Keratosis lichenoides chronica and eruptive keratoacanthoma‐like lesions in a patient with multiple myeloma

We describe a 72‐year‐old woman with a 13‐year history of a lichenoid dermatitis, who developed multiple, papular keratoacanthoma (KA)‐like lesions and few crater‐like nodules on the extremities over a period of 6 months before our observation. Her medical history also recorded multiple myeloma diagnosed a few years before. The long‐standing dermatosis was diagnosed, clinically, as keratosis lichenoides chronica (KLC), although, histologically, a lichenoid tissue reaction pattern was not evident.
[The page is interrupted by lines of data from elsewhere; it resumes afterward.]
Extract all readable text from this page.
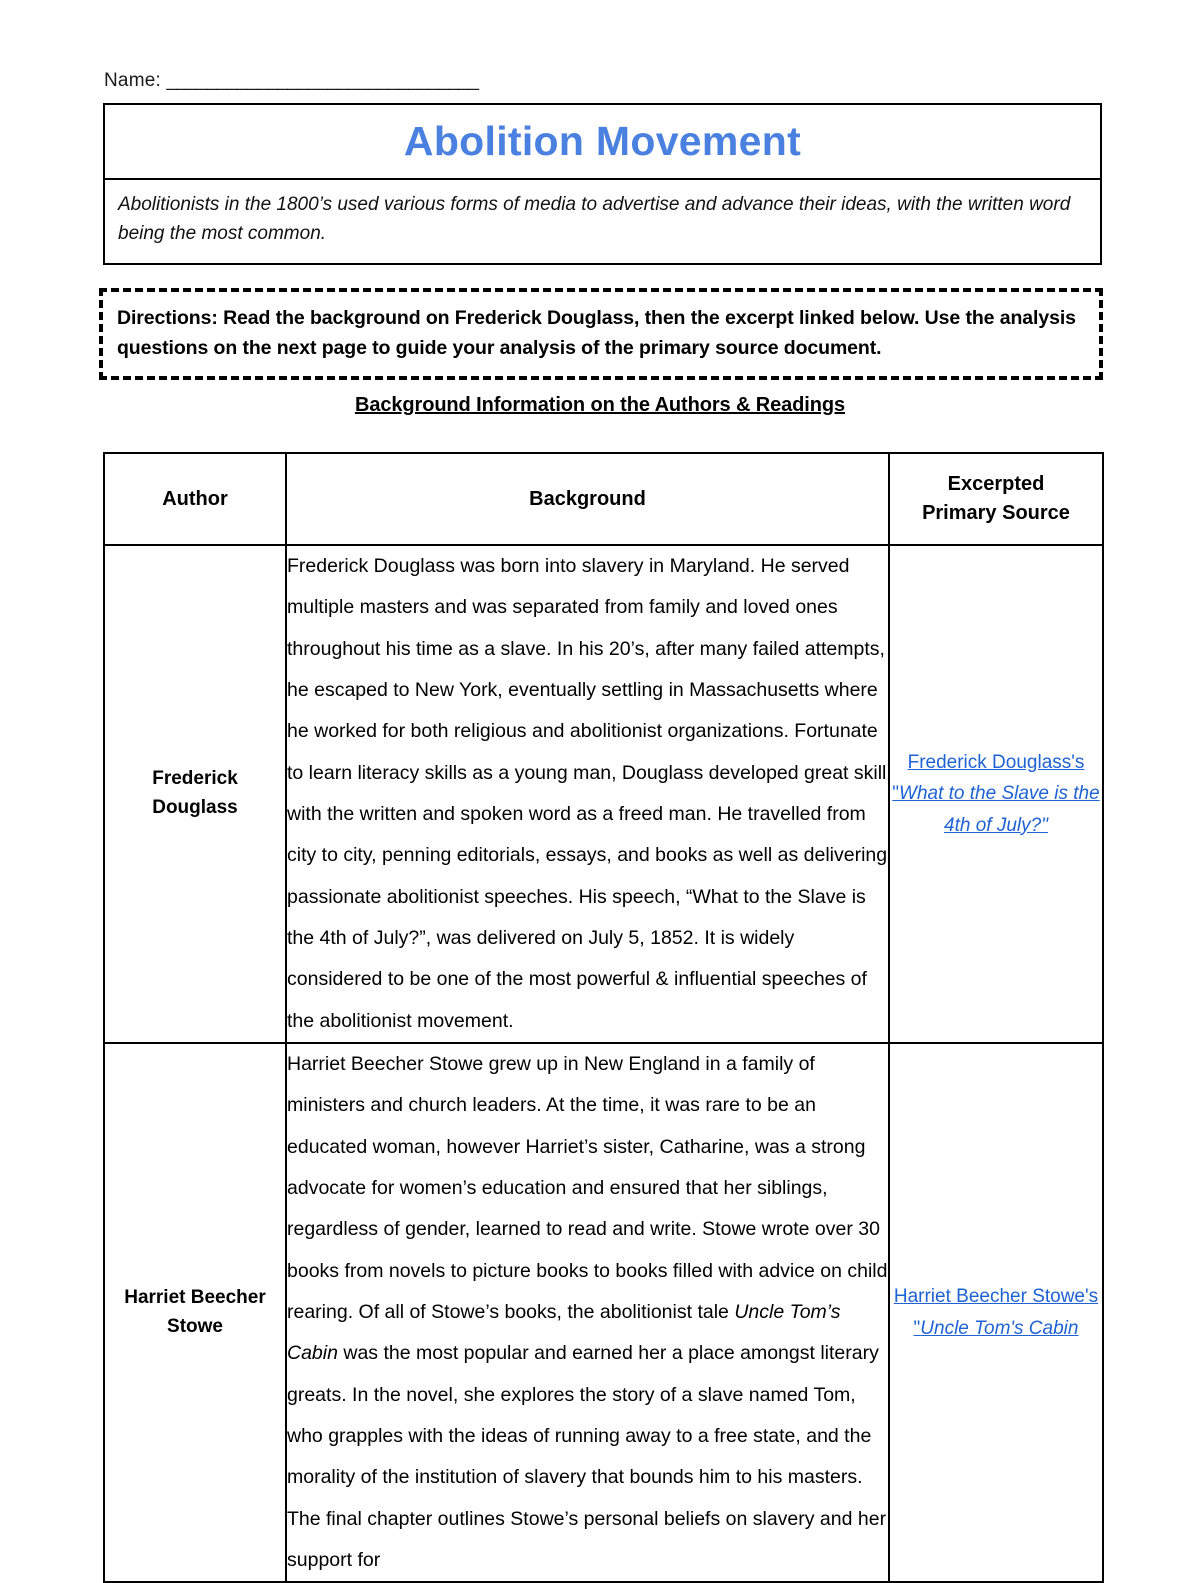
Name: _______________________________
Abolition Movement
Abolitionists in the 1800’s used various forms of media to advertise and advance their ideas, with the written word being the most common.
Directions: Read the background on Frederick Douglass, then the excerpt linked below. Use the analysis questions on the next page to guide your analysis of the primary source document.
Background Information on the Authors & Readings
Author	Background	Excerpted
Primary Source

Frederick
Douglass	Frederick Douglass was born into slavery in Maryland. He served multiple masters and was separated from family and loved ones throughout his time as a slave. In his 20’s, after many failed attempts, he escaped to New York, eventually settling in Massachusetts where he worked for both religious and abolitionist organizations. Fortunate to learn literacy skills as a young man, Douglass developed great skill with the written and spoken word as a freed man. He travelled from city to city, penning editorials, essays, and books as well as delivering passionate abolitionist speeches. His speech, “What to the Slave is the 4th of July?”, was delivered on July 5, 1852. It is widely considered to be one of the most powerful & influential speeches of the abolitionist movement.	Frederick Douglass's "What to the Slave is the 4th of July?"

Harriet Beecher
Stowe	Harriet Beecher Stowe grew up in New England in a family of ministers and church leaders. At the time, it was rare to be an educated woman, however Harriet’s sister, Catharine, was a strong advocate for women’s education and ensured that her siblings, regardless of gender, learned to read and write. Stowe wrote over 30 books from novels to picture books to books filled with advice on child rearing. Of all of Stowe’s books, the abolitionist tale Uncle Tom’s Cabin was the most popular and earned her a place amongst literary greats. In the novel, she explores the story of a slave named Tom, who grapples with the ideas of running away to a free state, and the morality of the institution of slavery that bounds him to his masters. The final chapter outlines Stowe’s personal beliefs on slavery and her support for	Harriet Beecher Stowe's "Uncle Tom's Cabin
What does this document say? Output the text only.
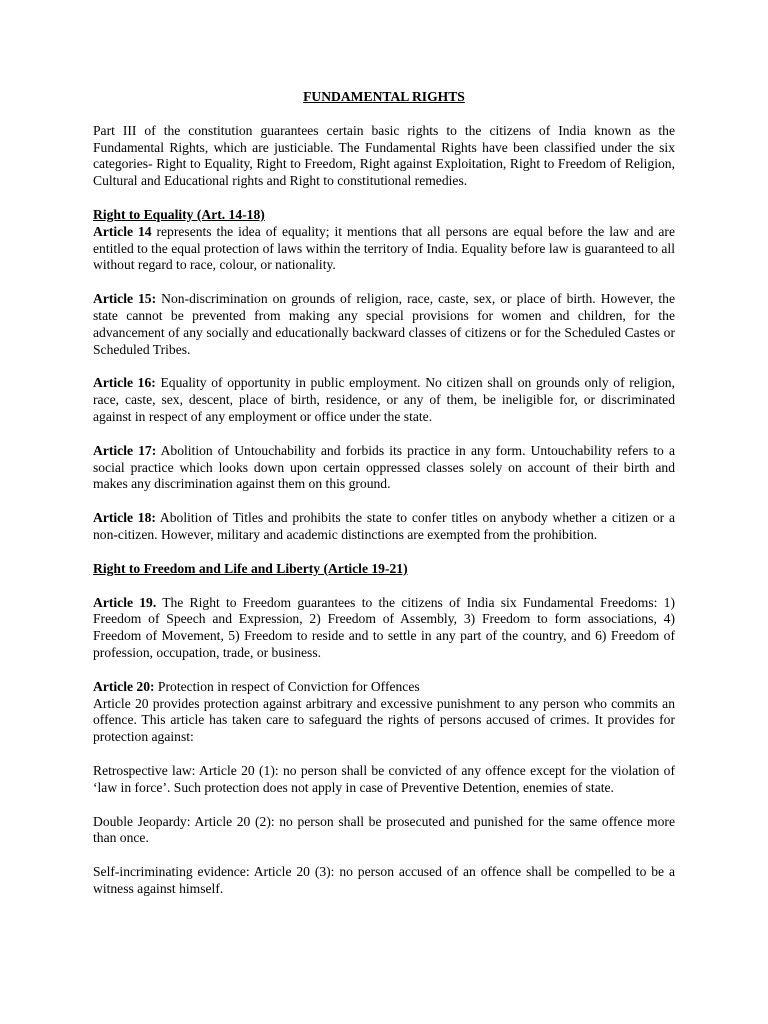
FUNDAMENTAL RIGHTS

Part III of the constitution guarantees certain basic rights to the citizens of India known as the Fundamental Rights, which are justiciable. The Fundamental Rights have been classified under the six categories- Right to Equality, Right to Freedom, Right against Exploitation, Right to Freedom of Religion, Cultural and Educational rights and Right to constitutional remedies.

Right to Equality (Art. 14-18)

Article 14 represents the idea of equality; it mentions that all persons are equal before the law and are entitled to the equal protection of laws within the territory of India. Equality before law is guaranteed to all without regard to race, colour, or nationality.

Article 15: Non-discrimination on grounds of religion, race, caste, sex, or place of birth. However, the state cannot be prevented from making any special provisions for women and children, for the advancement of any socially and educationally backward classes of citizens or for the Scheduled Castes or Scheduled Tribes.

Article 16: Equality of opportunity in public employment. No citizen shall on grounds only of religion, race, caste, sex, descent, place of birth, residence, or any of them, be ineligible for, or discriminated against in respect of any employment or office under the state.

Article 17: Abolition of Untouchability and forbids its practice in any form. Untouchability refers to a social practice which looks down upon certain oppressed classes solely on account of their birth and makes any discrimination against them on this ground.

Article 18: Abolition of Titles and prohibits the state to confer titles on anybody whether a citizen or a non-citizen. However, military and academic distinctions are exempted from the prohibition.

Right to Freedom and Life and Liberty (Article 19-21)

Article 19. The Right to Freedom guarantees to the citizens of India six Fundamental Freedoms: 1) Freedom of Speech and Expression, 2) Freedom of Assembly, 3) Freedom to form associations, 4) Freedom of Movement, 5) Freedom to reside and to settle in any part of the country, and 6) Freedom of profession, occupation, trade, or business.

Article 20: Protection in respect of Conviction for Offences

Article 20 provides protection against arbitrary and excessive punishment to any person who commits an offence. This article has taken care to safeguard the rights of persons accused of crimes. It provides for protection against:

Retrospective law: Article 20 (1): no person shall be convicted of any offence except for the violation of ‘law in force’. Such protection does not apply in case of Preventive Detention, enemies of state.

Double Jeopardy: Article 20 (2): no person shall be prosecuted and punished for the same offence more than once.

Self-incriminating evidence: Article 20 (3): no person accused of an offence shall be compelled to be a witness against himself.
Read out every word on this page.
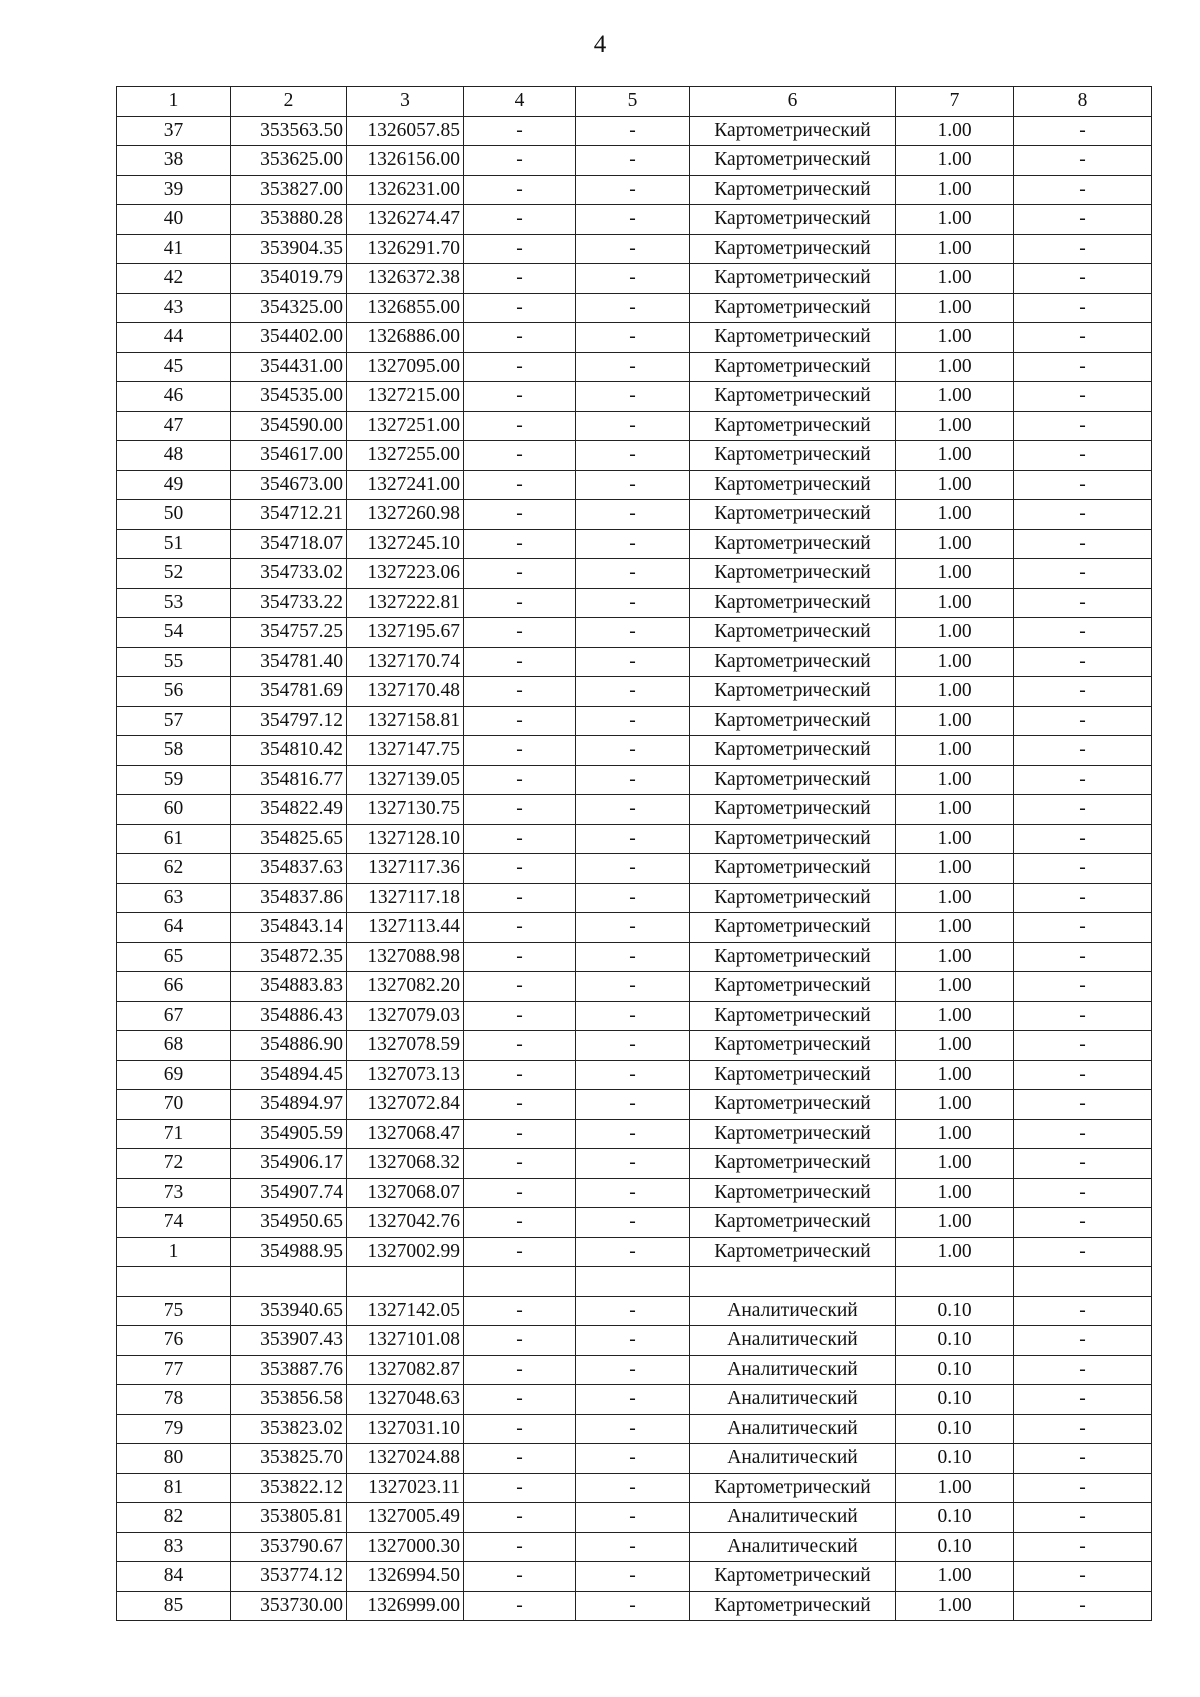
4
1	2	3	4	5	6	7	8
37	353563.50	1326057.85	-	-	Картометрический	1.00	-
38	353625.00	1326156.00	-	-	Картометрический	1.00	-
39	353827.00	1326231.00	-	-	Картометрический	1.00	-
40	353880.28	1326274.47	-	-	Картометрический	1.00	-
41	353904.35	1326291.70	-	-	Картометрический	1.00	-
42	354019.79	1326372.38	-	-	Картометрический	1.00	-
43	354325.00	1326855.00	-	-	Картометрический	1.00	-
44	354402.00	1326886.00	-	-	Картометрический	1.00	-
45	354431.00	1327095.00	-	-	Картометрический	1.00	-
46	354535.00	1327215.00	-	-	Картометрический	1.00	-
47	354590.00	1327251.00	-	-	Картометрический	1.00	-
48	354617.00	1327255.00	-	-	Картометрический	1.00	-
49	354673.00	1327241.00	-	-	Картометрический	1.00	-
50	354712.21	1327260.98	-	-	Картометрический	1.00	-
51	354718.07	1327245.10	-	-	Картометрический	1.00	-
52	354733.02	1327223.06	-	-	Картометрический	1.00	-
53	354733.22	1327222.81	-	-	Картометрический	1.00	-
54	354757.25	1327195.67	-	-	Картометрический	1.00	-
55	354781.40	1327170.74	-	-	Картометрический	1.00	-
56	354781.69	1327170.48	-	-	Картометрический	1.00	-
57	354797.12	1327158.81	-	-	Картометрический	1.00	-
58	354810.42	1327147.75	-	-	Картометрический	1.00	-
59	354816.77	1327139.05	-	-	Картометрический	1.00	-
60	354822.49	1327130.75	-	-	Картометрический	1.00	-
61	354825.65	1327128.10	-	-	Картометрический	1.00	-
62	354837.63	1327117.36	-	-	Картометрический	1.00	-
63	354837.86	1327117.18	-	-	Картометрический	1.00	-
64	354843.14	1327113.44	-	-	Картометрический	1.00	-
65	354872.35	1327088.98	-	-	Картометрический	1.00	-
66	354883.83	1327082.20	-	-	Картометрический	1.00	-
67	354886.43	1327079.03	-	-	Картометрический	1.00	-
68	354886.90	1327078.59	-	-	Картометрический	1.00	-
69	354894.45	1327073.13	-	-	Картометрический	1.00	-
70	354894.97	1327072.84	-	-	Картометрический	1.00	-
71	354905.59	1327068.47	-	-	Картометрический	1.00	-
72	354906.17	1327068.32	-	-	Картометрический	1.00	-
73	354907.74	1327068.07	-	-	Картометрический	1.00	-
74	354950.65	1327042.76	-	-	Картометрический	1.00	-
1	354988.95	1327002.99	-	-	Картометрический	1.00	-

75	353940.65	1327142.05	-	-	Аналитический	0.10	-
76	353907.43	1327101.08	-	-	Аналитический	0.10	-
77	353887.76	1327082.87	-	-	Аналитический	0.10	-
78	353856.58	1327048.63	-	-	Аналитический	0.10	-
79	353823.02	1327031.10	-	-	Аналитический	0.10	-
80	353825.70	1327024.88	-	-	Аналитический	0.10	-
81	353822.12	1327023.11	-	-	Картометрический	1.00	-
82	353805.81	1327005.49	-	-	Аналитический	0.10	-
83	353790.67	1327000.30	-	-	Аналитический	0.10	-
84	353774.12	1326994.50	-	-	Картометрический	1.00	-
85	353730.00	1326999.00	-	-	Картометрический	1.00	-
On the other hand, histology from papular and nodular lesions of recent onset was consistent with a possible early phase of KA and spinocellular carcinoma, respectively. Oral acitretin induced regression of KA‐like lesions and improvement of KLC but had no effects on crater‐like nodules, which required surgical excision. KLC is a chronic disorder of keratinization characterized by lichenoid hyperkeratotic papules arranged in a linear pattern, erythematosquamous plaques and seborrhoea‐like dermatitis. We emphasize in our case the association between KLC and multiple possible KAs, never previously reported, and speculate that these two rare conditions may represent here a ‘continuum’ from a pathogenetic point of view.